Pubblicato in Mondo Oggi - Geopolitico

Potenza nucleare nel Medio Oriente - LA BOMBA DI PULCINELLA

Angela Lano, giornalista e scrittrice, è direttore del sito www.infopal.it 
da MC Maggio 2007

Il segreto di Pulcinella è stato infin svelato:lsraele è una potenza nucleare. Come tutti sapevano già dalle rivelazioni del tecnico nucleare Mordechai Vanunu,vent’anni fa (leggi: Missioni Consolata, luglio-agosto 2004, ndr). A togliere gli ultimi dubbi, semmai ce ne fossero ancora in giro, è stato lo stesso premier israeliano Ehud Olmert che, l’11 dicembre scorso,durante un’intervista alla tv tedesca Sat1, ha dichiarato: «L’Iran, apertamente, esplicitamente e pubblicamente minaccia di spazzare via Israele dalla mappa. Potete affermare che ciò rappresenti lo stesso livello, quando essi aspirano ad avere armi nucleari come America, Francia, Israele,Russia? ».Già,armi nucleari «come Israele».

Mordechai, l’Iran e i media mondiali

Mordechai Vanunu,che ha passato 18 anni in prigione dopo che nel 1986 aveva reso pubblico il programma nucleare israeliano, ha dichiarato all’agenzia France Press (www.afp.com): «Le affermazioni di Olmert non sono nulla di nuovo, ma è una buona cosa che Israele abbia deciso di renderle pubbliche. Il mondo, ora, non dovrebbe solo parlare dell’Iran, ma anche di Israele come minaccia nucleare con cui avere a che fare, in modo da creare un Medio Oriente libero dal nucleare e portare la pace». Tuttavia, l’attenzione internazionale è concentrata sull’Iran. Non passa giorno senza che i nostri e gli altri media ci avvertano del «pericolo atomico iraniano», nella lenta, inesorabile,devastante preparazione del «consenso» alla nuova guerra di Bush &compagnia.

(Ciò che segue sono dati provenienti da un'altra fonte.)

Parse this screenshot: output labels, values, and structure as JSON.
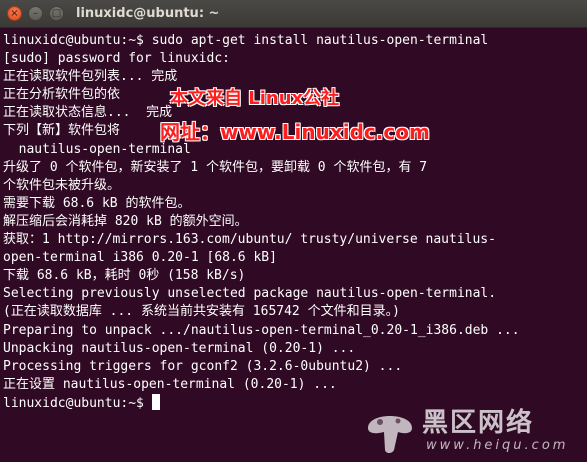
{
  "window": {
    "title": "linuxidc@ubuntu: ~",
    "close_glyph": "×",
    "min_glyph": "–",
    "max_glyph": "□"
  },
  "terminal": {
    "lines": [
      "linuxidc@ubuntu:~$ sudo apt-get install nautilus-open-terminal",
      "[sudo] password for linuxidc:",
      "正在读取软件包列表... 完成",
      "正在分析软件包的依",
      "正在读取状态信息...  完成",
      "下列【新】软件包将",
      "  nautilus-open-terminal",
      "升级了 0 个软件包，新安装了 1 个软件包，要卸载 0 个软件包，有 7",
      "个软件包未被升级。",
      "需要下载 68.6 kB 的软件包。",
      "解压缩后会消耗掉 820 kB 的额外空间。",
      "获取：1 http://mirrors.163.com/ubuntu/ trusty/universe nautilus-",
      "open-terminal i386 0.20-1 [68.6 kB]",
      "下载 68.6 kB，耗时 0秒 (158 kB/s)",
      "Selecting previously unselected package nautilus-open-terminal.",
      "(正在读取数据库 ... 系统当前共安装有 165742 个文件和目录。)",
      "Preparing to unpack .../nautilus-open-terminal_0.20-1_i386.deb ...",
      "Unpacking nautilus-open-terminal (0.20-1) ...",
      "Processing triggers for gconf2 (3.2.6-0ubuntu2) ...",
      "正在设置 nautilus-open-terminal (0.20-1) ..."
    ],
    "prompt": "linuxidc@ubuntu:~$ "
  },
  "watermark": {
    "line1": "本文来自 Linux公社",
    "line2": "网址：www.Linuxidc.com"
  },
  "logo": {
    "text": "黑区网络",
    "url": "www.heiqu.com"
  },
  "colors": {
    "terminal_bg": "#300a24",
    "terminal_fg": "#ffffff",
    "titlebar": "#3c3b37",
    "close_button": "#e9541f",
    "watermark_red": "#ff1e1e"
  }
}
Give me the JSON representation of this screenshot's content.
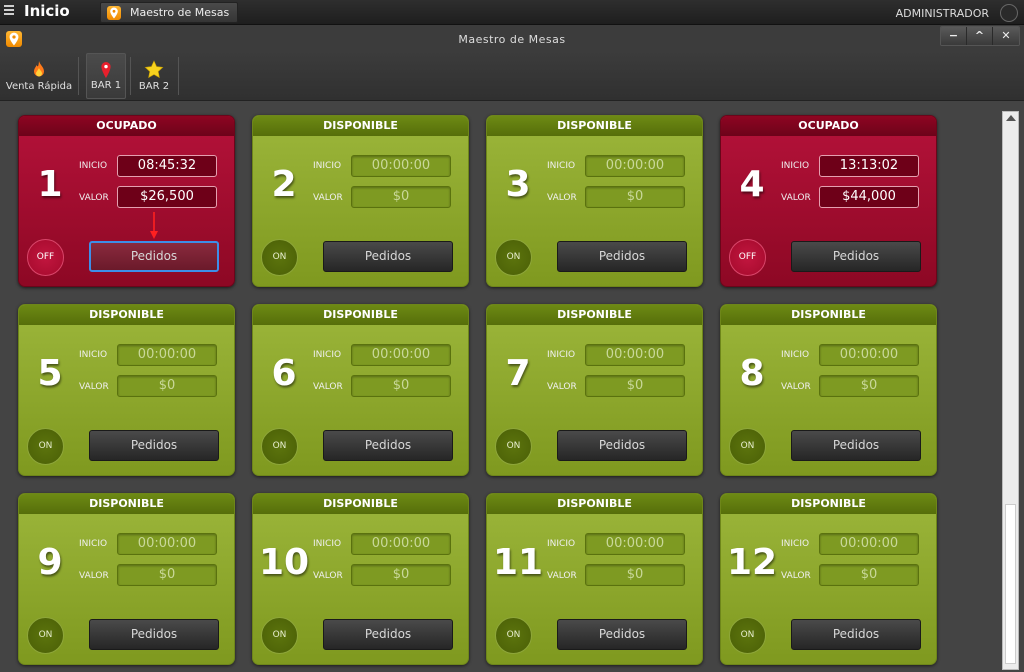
{
  "taskbar": {
    "home_label": "Inicio",
    "tab_label": "Maestro de Mesas",
    "user_label": "ADMINISTRADOR"
  },
  "window": {
    "title": "Maestro de Mesas",
    "controls": [
      "−",
      "^",
      "✕"
    ]
  },
  "toolbar": {
    "items": [
      {
        "label": "Venta Rápida",
        "icon": "flame-icon"
      },
      {
        "label": "BAR 1",
        "icon": "map-pin-icon",
        "active": true
      },
      {
        "label": "BAR 2",
        "icon": "star-icon"
      }
    ]
  },
  "labels": {
    "start": "INICIO",
    "value": "VALOR",
    "orders": "Pedidos"
  },
  "colors": {
    "free": "#8fab2e",
    "busy": "#a10d30",
    "focus": "#3d8ee8",
    "accent": "#f59a00"
  },
  "tables": [
    {
      "number": "1",
      "status": "OCUPADO",
      "start": "08:45:32",
      "value": "$26,500",
      "toggle": "OFF",
      "busy": true,
      "focused": true
    },
    {
      "number": "2",
      "status": "DISPONIBLE",
      "start": "00:00:00",
      "value": "$0",
      "toggle": "ON",
      "busy": false
    },
    {
      "number": "3",
      "status": "DISPONIBLE",
      "start": "00:00:00",
      "value": "$0",
      "toggle": "ON",
      "busy": false
    },
    {
      "number": "4",
      "status": "OCUPADO",
      "start": "13:13:02",
      "value": "$44,000",
      "toggle": "OFF",
      "busy": true
    },
    {
      "number": "5",
      "status": "DISPONIBLE",
      "start": "00:00:00",
      "value": "$0",
      "toggle": "ON",
      "busy": false
    },
    {
      "number": "6",
      "status": "DISPONIBLE",
      "start": "00:00:00",
      "value": "$0",
      "toggle": "ON",
      "busy": false
    },
    {
      "number": "7",
      "status": "DISPONIBLE",
      "start": "00:00:00",
      "value": "$0",
      "toggle": "ON",
      "busy": false
    },
    {
      "number": "8",
      "status": "DISPONIBLE",
      "start": "00:00:00",
      "value": "$0",
      "toggle": "ON",
      "busy": false
    },
    {
      "number": "9",
      "status": "DISPONIBLE",
      "start": "00:00:00",
      "value": "$0",
      "toggle": "ON",
      "busy": false
    },
    {
      "number": "10",
      "status": "DISPONIBLE",
      "start": "00:00:00",
      "value": "$0",
      "toggle": "ON",
      "busy": false
    },
    {
      "number": "11",
      "status": "DISPONIBLE",
      "start": "00:00:00",
      "value": "$0",
      "toggle": "ON",
      "busy": false
    },
    {
      "number": "12",
      "status": "DISPONIBLE",
      "start": "00:00:00",
      "value": "$0",
      "toggle": "ON",
      "busy": false
    }
  ]
}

Israele è l’unica potenza atomica del Vicino e Medio Oriente,e ha invaso il Libano, l’estate scorsa, e massacra da decenni il popolo palestinese.

All’inizio di gennaio, la rivista militare Genus riferiva quanto riportato da esperti militari:è probabile che Israele possieda circa 150-200 testate nucleari,chiamate «Yeriho» (Gerico), e missili in grado di portare testate a lunga gittata. La testimonianza arriverebbe da “foto satellitari”, secondo le quali, le stazioni di lancio dei missili si troverebbero nell’area di Zechariya, vicino a Beit Shemesh, a ovest di Gerusalemme.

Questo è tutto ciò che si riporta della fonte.